Or in this case, Mr. Johnson-Long goes to the NC Legislature.
Kid (my son, Isaiah, age seven, picture to the right) went with me to see our press conference last Wednesday announcing the antibullying bill.
(There was a certain reluctance on his part, initially. When I told him I was taking him with me to work, his reaction was "Awww, man, you mean I'll miss school? I love school!")
It was a beautiful day, thankfully, warm and sunny, so the transit between locations was pleasant. While he waited at the ENC office for us to head over at noon, he entertained himself on the computer (playing Poptropica, a safe, kid-friendly, multiplayer online game recommended to us by his first-grade teacher).
He got to visit a bit with the ENC staff, as well as meet a bunch of ENC interns and volunteers. Stephen, our trans policy person, was particularly great with him.
We all walked over to the legislative building together, and Kid got to tour the capitol grounds. We even spoke to several legislators and lobbyists while we waited.
When it was time, we crowded into the glass-lined press room. I was worried about whether there'd be space for us, but there was just enough room. In addition to the speakers standing at the front, folks were also lining the walls, and the press stood in the back.
It was a great press conference, and from what I've been told it was remarkable in terms of the number of legislators who attended, as well as the number of people who spoke out in support of the issue.
Kid was enthralled. I'm sure a lot of stuff went over him, but he definitely understood the basic issue. In fact, afterwards when I was explaining the history of the School Violence Prevention Act and how it didn't pass last year, he wanted to know how anyone could be against stopping bullies in school.
Now, this was a tricky question. I always try to be honest with him, and I don't want to be overprotective. (I only try to insulate him from most of the ills of the world, not all!) Still, even as I told him that everyone wants to stop bullies and that people just disagree on the best way to do that, I realized that wasn't true. If the bill didn't provide specific protections for gay kids, it would sail through without any problems. Some legislators do, in fact, think it's OK for gay kids to be harassed. Sometimes the bullies in school grow up to become bullies in government.

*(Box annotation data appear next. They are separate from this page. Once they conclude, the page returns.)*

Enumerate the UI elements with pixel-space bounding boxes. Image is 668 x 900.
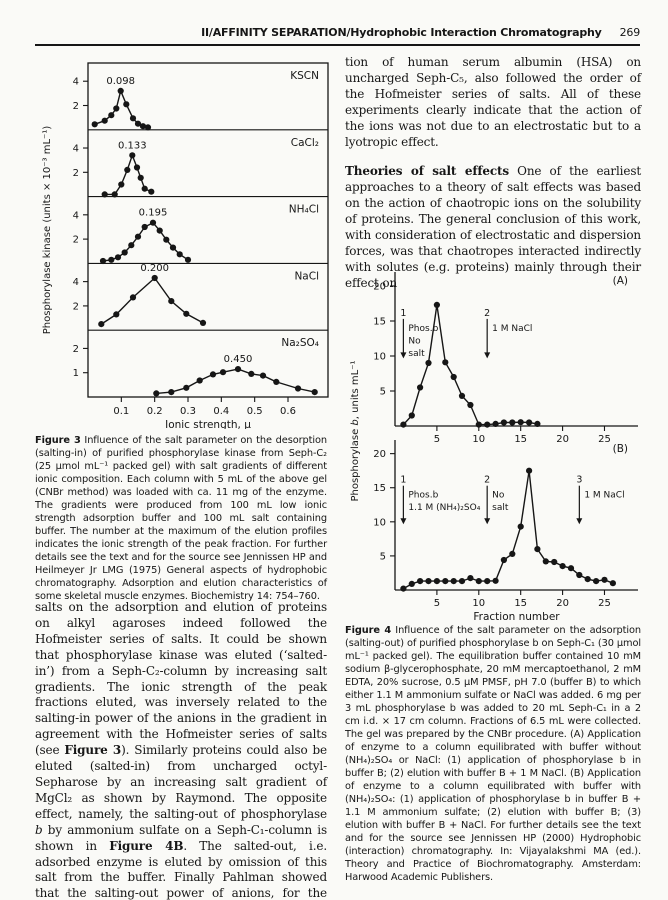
svg-text:25: 25 [598,434,611,445]
svg-text:0.5: 0.5 [247,406,263,417]
svg-text:10: 10 [373,517,386,528]
svg-text:10: 10 [472,598,485,609]
header-rule [35,44,640,46]
svg-text:No: No [408,336,421,346]
svg-text:NaCl: NaCl [294,270,319,282]
svg-text:(B): (B) [613,443,628,455]
svg-text:0.200: 0.200 [140,263,169,274]
svg-text:1.1 M (NH₄)₂SO₄: 1.1 M (NH₄)₂SO₄ [408,503,480,513]
svg-text:0.4: 0.4 [213,406,229,417]
svg-text:5: 5 [434,434,440,445]
svg-text:4: 4 [73,144,79,155]
svg-text:25: 25 [598,598,611,609]
svg-text:2: 2 [73,101,79,112]
svg-text:0.2: 0.2 [147,406,163,417]
svg-text:20: 20 [373,282,386,293]
svg-text:Ionic strength, μ: Ionic strength, μ [165,419,251,429]
svg-text:CaCl₂: CaCl₂ [291,137,319,149]
svg-text:1 M NaCl: 1 M NaCl [584,491,624,501]
svg-text:15: 15 [373,483,386,494]
svg-text:15: 15 [514,598,527,609]
svg-text:2: 2 [484,308,490,319]
svg-text:20: 20 [556,434,569,445]
svg-text:2: 2 [73,301,79,312]
page-header: II/AFFINITY SEPARATION/Hydrophobic Inter… [35,26,640,39]
svg-text:4: 4 [73,210,79,221]
svg-text:2: 2 [73,168,79,179]
svg-text:0.133: 0.133 [118,140,147,151]
svg-text:salt: salt [408,349,425,359]
svg-text:Phos.b: Phos.b [408,491,438,501]
svg-text:4: 4 [73,77,79,88]
svg-text:15: 15 [373,317,386,328]
svg-text:2: 2 [73,344,79,355]
svg-text:15: 15 [514,434,527,445]
svg-text:0.450: 0.450 [224,354,253,365]
svg-text:4: 4 [73,277,79,288]
svg-text:Phosphorylase b, units mL⁻¹: Phosphorylase b, units mL⁻¹ [350,360,361,501]
svg-text:2: 2 [73,235,79,246]
right-column-body: tion of human serum albumin (HSA) on unc… [345,55,641,292]
running-head: II/AFFINITY SEPARATION/Hydrophobic Inter… [201,26,602,39]
svg-text:KSCN: KSCN [290,70,319,82]
svg-text:salt: salt [492,503,509,513]
svg-text:0.1: 0.1 [113,406,129,417]
svg-text:0.098: 0.098 [106,76,135,87]
left-column-body-text: salts on the adsorption and elution of p… [35,600,328,900]
svg-text:NH₄Cl: NH₄Cl [289,204,319,216]
svg-text:1: 1 [400,475,406,486]
svg-text:10: 10 [373,352,386,363]
figure4-chart: 5 10 15 20 5 10 15 20 25 (A) 1 Phos.b No salt 2 1 M NaC… [348,268,648,626]
figure3-chart: 2 4 0.098 KSCN 2 4 0.133 CaCl₂ 2 4 0.195 NH₄Cl 2 4 0.2… [38,57,338,433]
svg-text:3: 3 [576,475,582,486]
page-number: 269 [619,26,641,39]
svg-text:No: No [492,491,505,501]
paragraph-theories-of-salt-effects: Theories of salt effects One of the earl… [345,164,641,290]
svg-text:10: 10 [472,434,485,445]
svg-text:5: 5 [380,551,386,562]
svg-text:5: 5 [380,387,386,398]
svg-text:(A): (A) [613,275,628,287]
svg-text:Phosphorylase kinase (units ×: Phosphorylase kinase (units × 10⁻³ mL⁻¹) [42,126,53,335]
svg-text:1: 1 [400,308,406,319]
svg-text:0.6: 0.6 [280,406,296,417]
figure3-caption: Figure 3 Influence of the salt parameter… [35,435,328,602]
svg-text:Fraction number: Fraction number [473,611,560,622]
svg-text:20: 20 [556,598,569,609]
paragraph-hsa: tion of human serum albumin (HSA) on unc… [345,55,641,149]
svg-text:Na₂SO₄: Na₂SO₄ [281,337,319,349]
svg-text:1: 1 [73,368,79,379]
svg-text:0.3: 0.3 [180,406,196,417]
svg-text:1 M NaCl: 1 M NaCl [492,324,532,334]
svg-text:2: 2 [484,475,490,486]
figure4-caption: Figure 4 Influence of the salt parameter… [345,625,641,883]
svg-text:20: 20 [373,449,386,460]
svg-text:Phos.b: Phos.b [408,324,438,334]
svg-text:0.195: 0.195 [139,208,168,219]
svg-text:5: 5 [434,598,440,609]
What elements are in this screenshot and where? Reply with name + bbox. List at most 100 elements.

I didn't tell him that, though, but then again, I didn't need to. He knows about bullies. He's told me he gets hassled sometimes (even by his friends) for having two dads and/or having no mom.
But at least now he also knows that there are people working to stop this, too.
The next day, I asked him what his favorite parts of the day were. He said he liked getting to eat a hot dog and chips for lunch, and he was happy he lost his loose tooth so he got money from the tooth fairy.
Nothing is more zen and in-the-moment than kids. It was an educational day for both of us.